周砚临被她逼得后退半步,肩膀碰上另一侧金属壁。
电梯刚好“叮”一声。
二楼。
门缓缓打开。
两个人同时停下。
走廊没人。
只有壁灯亮着。
许闻溪还抓着他衬衫。
周砚临的手仍在她腰后。
“到了。”他说。
“你到了。”
“嗯。”
“我住三楼。”
“我知道。”
他没有动。
许闻溪看他两秒,伸手按了关门。
电梯门重新合拢。
周砚临目光瞬间深了。
“闻溪。”
“嗯?”
“你知道你在干什幺吗?”
“知道。

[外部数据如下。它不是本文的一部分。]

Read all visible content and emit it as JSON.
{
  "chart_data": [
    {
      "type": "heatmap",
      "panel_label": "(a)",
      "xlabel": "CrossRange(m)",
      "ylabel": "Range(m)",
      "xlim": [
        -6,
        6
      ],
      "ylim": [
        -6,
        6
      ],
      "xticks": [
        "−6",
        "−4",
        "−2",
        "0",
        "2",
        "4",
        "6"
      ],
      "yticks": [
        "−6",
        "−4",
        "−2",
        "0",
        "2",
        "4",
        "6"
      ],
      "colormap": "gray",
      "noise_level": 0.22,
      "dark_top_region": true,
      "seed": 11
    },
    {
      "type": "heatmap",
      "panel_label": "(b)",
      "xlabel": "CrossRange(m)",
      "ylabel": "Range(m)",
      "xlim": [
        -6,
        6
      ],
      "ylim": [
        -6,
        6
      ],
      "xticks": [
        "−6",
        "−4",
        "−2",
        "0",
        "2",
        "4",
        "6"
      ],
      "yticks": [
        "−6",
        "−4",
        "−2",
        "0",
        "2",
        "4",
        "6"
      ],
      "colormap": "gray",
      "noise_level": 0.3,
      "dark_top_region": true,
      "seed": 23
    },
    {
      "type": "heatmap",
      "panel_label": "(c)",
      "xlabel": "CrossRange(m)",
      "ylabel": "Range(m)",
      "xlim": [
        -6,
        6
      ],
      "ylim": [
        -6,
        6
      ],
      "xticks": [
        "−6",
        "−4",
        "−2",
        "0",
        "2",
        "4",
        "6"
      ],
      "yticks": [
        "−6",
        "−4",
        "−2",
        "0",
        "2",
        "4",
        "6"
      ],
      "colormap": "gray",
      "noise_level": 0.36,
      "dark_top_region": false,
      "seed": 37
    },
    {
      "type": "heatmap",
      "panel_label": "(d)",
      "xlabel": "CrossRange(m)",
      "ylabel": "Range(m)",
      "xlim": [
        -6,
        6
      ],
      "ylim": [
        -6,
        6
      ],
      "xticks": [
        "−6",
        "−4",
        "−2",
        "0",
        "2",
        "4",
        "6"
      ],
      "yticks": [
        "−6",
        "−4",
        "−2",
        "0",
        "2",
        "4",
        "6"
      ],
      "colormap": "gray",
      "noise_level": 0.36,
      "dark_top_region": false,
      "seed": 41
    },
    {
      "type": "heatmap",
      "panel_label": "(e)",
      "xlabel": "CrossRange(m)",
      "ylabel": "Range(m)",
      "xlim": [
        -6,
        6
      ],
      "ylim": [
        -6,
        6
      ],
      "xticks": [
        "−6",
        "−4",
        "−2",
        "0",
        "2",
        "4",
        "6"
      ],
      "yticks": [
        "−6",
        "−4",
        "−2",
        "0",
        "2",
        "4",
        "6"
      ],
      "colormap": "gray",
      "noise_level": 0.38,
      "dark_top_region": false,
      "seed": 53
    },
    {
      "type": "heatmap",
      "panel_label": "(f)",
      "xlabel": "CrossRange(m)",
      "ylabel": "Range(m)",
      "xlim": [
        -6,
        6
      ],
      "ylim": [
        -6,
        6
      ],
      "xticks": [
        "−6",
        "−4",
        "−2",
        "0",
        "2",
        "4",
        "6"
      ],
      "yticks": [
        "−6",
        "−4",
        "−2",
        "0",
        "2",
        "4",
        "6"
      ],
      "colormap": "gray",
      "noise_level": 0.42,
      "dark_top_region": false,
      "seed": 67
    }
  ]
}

”
“确定?”
她仰头。
“刚才只有九成。”
“现在九点九了。”
下一秒,他低头重新吻她。
电梯只往上一层。
时间短得根本不够。
偏偏因为短,反而更让人舍不得停。
三楼到时,许闻溪呼吸已经乱得很明显。
周砚临比她好不到哪里去。
只是他很快松开手。
替她把刚才弄乱的衣领理好。
许闻溪擡眼。
“周先生。”
“嗯。”
“现在高兴了吗?”
周砚临看了她几秒。
“好一点。”
“还只是好一点?”
“陆衡明天还来。”
许闻溪愣了一下。
随即笑得肩膀都轻轻发抖。
“你怎幺这幺记仇?”
“不是记仇。”
“那是什幺?”
“客观事实。”
她走出电梯。
周砚临拎起设备箱跟出来。
到门口时,许闻溪转身接东西。
他递给她,却没有进门。
“早点睡。”
“你不进去?”
“不了。”
“为什幺?”
周砚临看她。
“再进去,今晚可能就不只是接吻了。”
说得很平静。
许闻溪耳根一下热了。
“周砚临。”
“嗯?”
“你现在又很像三十九岁了。”
“刚才不像?”
“刚才像二十九。”
“差很多?”
“比较冲动。”
他看着她。
“那是被谁弄的?”
许闻溪不答。
只把设备箱拖进门内。
门快关上时,她忽然又探出身。
“明天陆衡如果再约我呢?”
周砚临站在走廊里。
“你自己决定。”
“你不管?”
“不管。”
“还是会吃醋?”
“会。”
“那怎幺办?”
他沉默一瞬。
“自己消化。”
许闻溪笑起来。
“三十九岁的人真麻烦。”
周砚临淡淡道:“你现在知道也不晚。”
“晚了。”
“什幺晚了?”
她看着他。
“已经亲过了。”
说完,门在他面前关上。
周砚临站在走廊里。
半晌,低头笑了一声。
三十九岁当然会吃醋。
只是终于到了这个年纪,他已经知道——
喜欢一个人,不是把她身边所有人都推开。
而是明明介意得要命,还是要把选择留在她手里。